Esto está ocurriendo ahora, pero ¿qué pasará dentro de unas pocas generaciones? Hace unas cuantas semanas escribí sobre lo que podría depararnos el futuro del golf, pero me dejé en el tintero la variable fundamental: la influencia de la edad en los jugadores. La ciencia está librando una batalla en todos los frentes contra el envejecimiento, y todo eso tendrá su correspondiente reflejo en los distintos ámbitos de la vida. En lugar de atajar los síntomas del envejecimiento celular (es decir, las distintas enfermedades, como el cáncer), los científicos tratan de retrasar el proceso e incluso «curarlo», un término que parece aventurado pero que no teme pronunciar el doctor Juan Carlos Izpisúa, que trabaja desde 1993 en el laboratorio de expresión génica del Instituto Salk de California y es uno de los científicos españoles más respetados. Al margen del ruido que puedan generar charlatanes y timadores, hay científicos serios, como la bióloga española María Blasco, que ve cercana la barrera de los 140 años. La esperanza de vida en España en 1900 era de 35 años y en 2018 ya supera los 83, con lo que cabe preguntarse dónde se detendrá esa cifra una vez que se desarrollen las técnicas adecuadas.
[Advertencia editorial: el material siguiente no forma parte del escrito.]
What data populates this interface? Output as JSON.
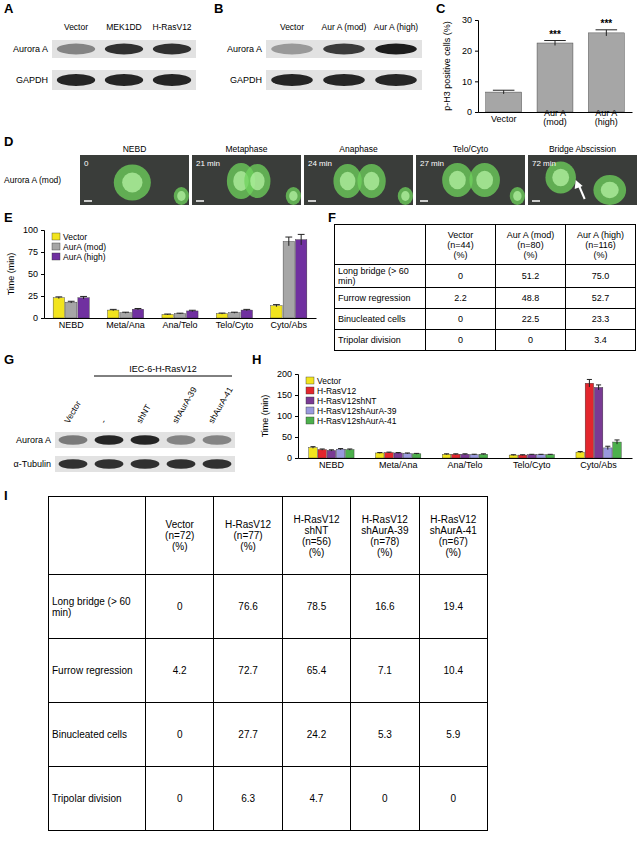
{
  "panel_labels": [
    "A",
    "B",
    "C",
    "D",
    "E",
    "F",
    "G",
    "H",
    "I"
  ],
  "blots": [
    {
      "lanes": [
        "Vector",
        "MEK1DD",
        "H-RasV12"
      ],
      "rows": [
        {
          "label": "Aurora A",
          "intensity": [
            0.45,
            0.85,
            0.85
          ]
        },
        {
          "label": "GAPDH",
          "intensity": [
            0.9,
            0.9,
            0.9
          ]
        }
      ]
    },
    {
      "lanes": [
        "Vector",
        "Aur A (mod)",
        "Aur A (high)"
      ],
      "rows": [
        {
          "label": "Aurora A",
          "intensity": [
            0.35,
            0.8,
            0.95
          ]
        },
        {
          "label": "GAPDH",
          "intensity": [
            0.9,
            0.9,
            0.9
          ]
        }
      ]
    },
    {
      "header": "IEC-6-H-RasV12",
      "lanes": [
        "Vector",
        "-",
        "shNT",
        "shAurA-39",
        "shAurA-41"
      ],
      "rows": [
        {
          "label": "Aurora A",
          "intensity": [
            0.5,
            0.9,
            0.9,
            0.45,
            0.45
          ]
        },
        {
          "label": "α-Tubulin",
          "intensity": [
            0.85,
            0.85,
            0.85,
            0.85,
            0.85
          ]
        }
      ]
    }
  ],
  "time_lapse": {
    "row_label": "Aurora A (mod)",
    "frames": [
      {
        "stage": "NEBD",
        "time": "0"
      },
      {
        "stage": "Metaphase",
        "time": "21 min"
      },
      {
        "stage": "Anaphase",
        "time": "24 min"
      },
      {
        "stage": "Telo/Cyto",
        "time": "27 min"
      },
      {
        "stage": "Bridge Abscission",
        "time": "72 min"
      }
    ]
  },
  "chart_data": [
    {
      "type": "bar",
      "ylabel": "p-H3 positive cells (%)",
      "categories": [
        "Vector",
        "Aur A (mod)",
        "Aur A (high)"
      ],
      "values": [
        6.5,
        22.5,
        25.8
      ],
      "errors": [
        0.6,
        0.8,
        1.0
      ],
      "annotations": [
        null,
        "***",
        "***"
      ],
      "color": "#a6a6a6",
      "ylim": [
        0,
        30
      ],
      "yticks": [
        0,
        10,
        20,
        30
      ]
    },
    {
      "type": "bar",
      "ylabel": "Time (min)",
      "categories": [
        "NEBD",
        "Meta/Ana",
        "Ana/Telo",
        "Telo/Cyto",
        "Cyto/Abs"
      ],
      "ylim": [
        0,
        100
      ],
      "yticks": [
        0,
        25,
        50,
        75,
        100
      ],
      "legend": "upper left",
      "series": [
        {
          "name": "Vector",
          "color": "#f2e41e",
          "values": [
            23,
            9,
            4,
            5,
            14
          ],
          "errors": [
            1,
            0.8,
            0.5,
            0.6,
            1.2
          ]
        },
        {
          "name": "AurA (mod)",
          "color": "#a6a6a6",
          "values": [
            18,
            6,
            5,
            6,
            87
          ],
          "errors": [
            1,
            0.6,
            0.5,
            0.6,
            5
          ]
        },
        {
          "name": "AurA (high)",
          "color": "#7030a0",
          "values": [
            23,
            10,
            8,
            9,
            89
          ],
          "errors": [
            1.5,
            0.8,
            0.8,
            0.8,
            6
          ]
        }
      ]
    },
    {
      "type": "bar",
      "ylabel": "Time (min)",
      "categories": [
        "NEBD",
        "Meta/Ana",
        "Ana/Telo",
        "Telo/Cyto",
        "Cyto/Abs"
      ],
      "ylim": [
        0,
        200
      ],
      "yticks": [
        0,
        50,
        100,
        150,
        200
      ],
      "legend": "upper left",
      "series": [
        {
          "name": "Vector",
          "color": "#f2e41e",
          "values": [
            25,
            12,
            9,
            7,
            14
          ],
          "errors": [
            2,
            1,
            1,
            0.8,
            1.5
          ]
        },
        {
          "name": "H-RasV12",
          "color": "#e3262d",
          "values": [
            20,
            13,
            9,
            7,
            178
          ],
          "errors": [
            1.5,
            1,
            1,
            0.8,
            9
          ]
        },
        {
          "name": "H-RasV12shNT",
          "color": "#7a3a94",
          "values": [
            18,
            12,
            9,
            8,
            168
          ],
          "errors": [
            1.5,
            1,
            1,
            0.8,
            6
          ]
        },
        {
          "name": "H-RasV12shAurA-39",
          "color": "#9999dd",
          "values": [
            21,
            11,
            8,
            8,
            24
          ],
          "errors": [
            1.5,
            1,
            1,
            0.8,
            4
          ]
        },
        {
          "name": "H-RasV12shAurA-41",
          "color": "#4cb04c",
          "values": [
            20,
            10,
            9,
            8,
            38
          ],
          "errors": [
            1.5,
            1,
            1,
            0.8,
            5
          ]
        }
      ]
    }
  ],
  "tables": [
    {
      "columns": [
        [
          "Vector",
          "(n=44)",
          "(%)"
        ],
        [
          "Aur A (mod)",
          "(n=80)",
          "(%)"
        ],
        [
          "Aur A (high)",
          "(n=116)",
          "(%)"
        ]
      ],
      "rows": [
        {
          "label": "Long bridge (> 60 min)",
          "cells": [
            "0",
            "51.2",
            "75.0"
          ]
        },
        {
          "label": "Furrow regression",
          "cells": [
            "2.2",
            "48.8",
            "52.7"
          ]
        },
        {
          "label": "Binucleated cells",
          "cells": [
            "0",
            "22.5",
            "23.3"
          ]
        },
        {
          "label": "Tripolar division",
          "cells": [
            "0",
            "0",
            "3.4"
          ]
        }
      ]
    },
    {
      "columns": [
        [
          "Vector",
          "(n=72)",
          "(%)"
        ],
        [
          "H-RasV12",
          "(n=77)",
          "(%)"
        ],
        [
          "H-RasV12",
          "shNT",
          "(n=56)",
          "(%)"
        ],
        [
          "H-RasV12",
          "shAurA-39",
          "(n=78)",
          "(%)"
        ],
        [
          "H-RasV12",
          "shAurA-41",
          "(n=67)",
          "(%)"
        ]
      ],
      "rows": [
        {
          "label": "Long bridge (> 60 min)",
          "cells": [
            "0",
            "76.6",
            "78.5",
            "16.6",
            "19.4"
          ]
        },
        {
          "label": "Furrow regression",
          "cells": [
            "4.2",
            "72.7",
            "65.4",
            "7.1",
            "10.4"
          ]
        },
        {
          "label": "Binucleated cells",
          "cells": [
            "0",
            "27.7",
            "24.2",
            "5.3",
            "5.9"
          ]
        },
        {
          "label": "Tripolar division",
          "cells": [
            "0",
            "6.3",
            "4.7",
            "0",
            "0"
          ]
        }
      ]
    }
  ]
}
Y cuando esto suceda (que no será pasado mañana), ¿estará a salvo algún récord de longevidad si las carreras se prolongan? Las plusmarcas de majors ganados establecidas por Roger Federer en tenis o Jack Nicklaus en golf, que ahora parecen inaccesibles (salvo que Tiger Woods nos deje con la boca abierta en el próximo lustro), ¿resultarán amenazadas si los mejores jugadores añaden una década o dos a sus carreras? Para Tolstoi, los dos guerreros más poderosos son la paciencia y el tiempo, dos bazas con las que contarán todos los futuros «veteranos rejuvenecidos».
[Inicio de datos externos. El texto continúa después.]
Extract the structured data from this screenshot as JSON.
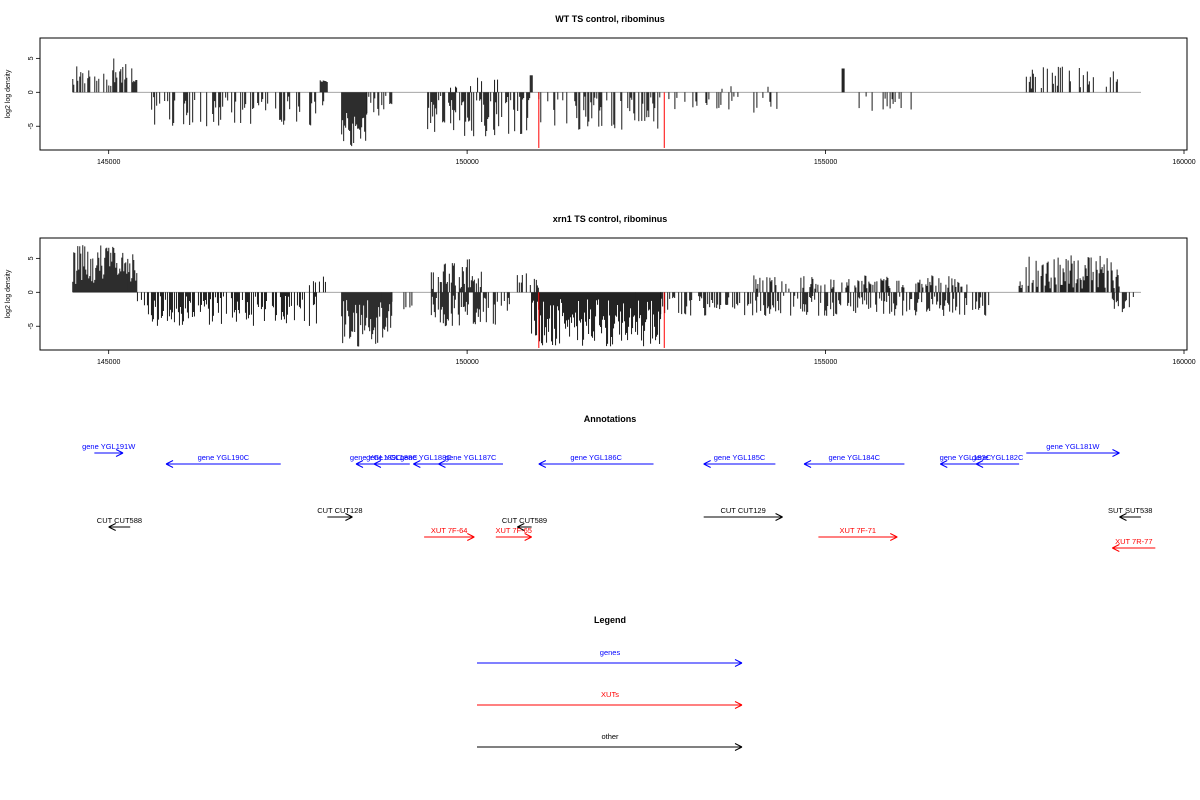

La canción de la redención
Quizá la clave esté ahí. Si la variable física pasa a un plano secundario (aunque, evidentemente, los jóvenes contarán con obvias ventajas), la experiencia y la técnica estarán de su lado, pero ¿y la motivación? Si dejamos al margen el aspecto económico en el caso de los mejores o más privilegiados, ¿qué les llevará a prorrogar sus carreras? ¿Qué les moverá a disputar, e intentar ganar, más majors? Es posible que se limiten a responder «porque están ahí», la célebre frase que esgrimió George Mallory, uno de los alpinistas más célebres de la historia, cuando le preguntaron por qué escalaba montañas.
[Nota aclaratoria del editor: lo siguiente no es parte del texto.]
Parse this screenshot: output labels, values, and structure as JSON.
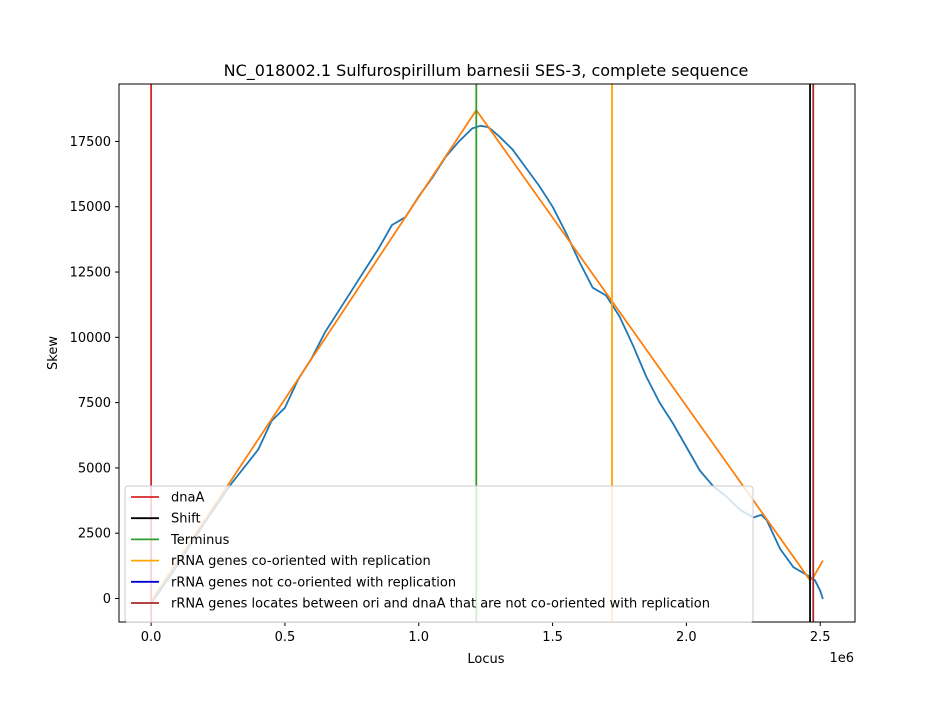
{
  "chart_data": {
    "type": "line",
    "title": "NC_018002.1 Sulfurospirillum barnesii SES-3, complete sequence",
    "xlabel": "Locus",
    "ylabel": "Skew",
    "x_offset_label": "1e6",
    "xlim": [
      -120000,
      2630000
    ],
    "ylim": [
      -900,
      19700
    ],
    "x_ticks": [
      {
        "value": 0,
        "label": "0.0"
      },
      {
        "value": 500000,
        "label": "0.5"
      },
      {
        "value": 1000000,
        "label": "1.0"
      },
      {
        "value": 1500000,
        "label": "1.5"
      },
      {
        "value": 2000000,
        "label": "2.0"
      },
      {
        "value": 2500000,
        "label": "2.5"
      }
    ],
    "y_ticks": [
      {
        "value": 0,
        "label": "0"
      },
      {
        "value": 2500,
        "label": "2500"
      },
      {
        "value": 5000,
        "label": "5000"
      },
      {
        "value": 7500,
        "label": "7500"
      },
      {
        "value": 10000,
        "label": "10000"
      },
      {
        "value": 12500,
        "label": "12500"
      },
      {
        "value": 15000,
        "label": "15000"
      },
      {
        "value": 17500,
        "label": "17500"
      }
    ],
    "vlines": [
      {
        "name": "dnaA",
        "x": 0,
        "color": "#d62728"
      },
      {
        "name": "Terminus",
        "x": 1215000,
        "color": "#2ca02c"
      },
      {
        "name": "rRNA genes co-oriented with replication",
        "x": 1722000,
        "color": "#ffa500"
      },
      {
        "name": "Shift",
        "x": 2462000,
        "color": "#000000"
      },
      {
        "name": "rRNA genes locates between ori and dnaA that are not co-oriented with replication",
        "x": 2474000,
        "color": "#a52a2a"
      }
    ],
    "series": [
      {
        "color": "#1f77b4",
        "x": [
          0,
          100000,
          200000,
          300000,
          400000,
          450000,
          500000,
          550000,
          600000,
          650000,
          700000,
          750000,
          800000,
          850000,
          900000,
          950000,
          1000000,
          1050000,
          1100000,
          1150000,
          1200000,
          1230000,
          1260000,
          1300000,
          1350000,
          1400000,
          1450000,
          1500000,
          1550000,
          1600000,
          1650000,
          1700000,
          1750000,
          1800000,
          1850000,
          1900000,
          1950000,
          2000000,
          2050000,
          2100000,
          2150000,
          2200000,
          2250000,
          2280000,
          2300000,
          2350000,
          2400000,
          2450000,
          2480000,
          2500000,
          2510000
        ],
        "y": [
          -200,
          1300,
          2900,
          4400,
          5700,
          6800,
          7300,
          8400,
          9200,
          10200,
          11000,
          11800,
          12600,
          13400,
          14300,
          14600,
          15400,
          16100,
          16900,
          17500,
          18000,
          18100,
          18050,
          17700,
          17200,
          16500,
          15800,
          15000,
          14000,
          12900,
          11900,
          11600,
          10800,
          9700,
          8500,
          7500,
          6700,
          5800,
          4900,
          4300,
          3900,
          3400,
          3100,
          3200,
          3000,
          1900,
          1200,
          900,
          700,
          300,
          -20
        ]
      },
      {
        "color": "#ff7f0e",
        "x": [
          0,
          1215000,
          2462000,
          2474000,
          2510000
        ],
        "y": [
          -100,
          18700,
          700,
          800,
          1450
        ]
      }
    ],
    "legend": {
      "position": "lower-left",
      "entries": [
        {
          "label": "dnaA",
          "color": "#d62728"
        },
        {
          "label": "Shift",
          "color": "#000000"
        },
        {
          "label": "Terminus",
          "color": "#2ca02c"
        },
        {
          "label": "rRNA genes co-oriented with replication",
          "color": "#ffa500"
        },
        {
          "label": "rRNA genes not co-oriented with replication",
          "color": "#0000cd"
        },
        {
          "label": "rRNA genes locates between ori and dnaA that are not co-oriented with replication",
          "color": "#a52a2a"
        }
      ]
    },
    "grid": false
  }
}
En cuanto a los golfistas amateurs, seguramente disfrutarán —lo siento, pero nosotros ya no llegamos— de la prórroga que les ofrecerá la ciencia, si finalmente estos estudios preliminares se concretan dentro de unas generaciones. Y los más apasionados lo harán sin hacerse demasiadas preguntas, por el mero hecho de mejorar un poco más, de dominar una técnica esquiva o de restar un golpe a sus tarjetas, con el mismo tesón que les ha movido hasta entonces. Y seguirán haciéndolo, si las circunstancias son propicias, durante unas cuantas décadas más, gozando de nuestro querido deporte hasta instantes antes de que ese tiempo añadido toque a su fin, con el mismo afán con el que Sócrates intentaba sacar una melodía con la flauta instantes antes de dejar este mundo, mientras le preparaban la cicuta con la que debía suicidarse después de ser condenado a muerte por supuesta impiedad. Alguien le preguntó por qué lo hacía, a lo que el filósofo respondió sin inmutarse: «Para saber esa melodía antes de morir». Ojalá nos mueva esa inquietud, también en el plano golfístico, hasta los últimos instantes de nuestra vida… independientemente de lo larga que sea.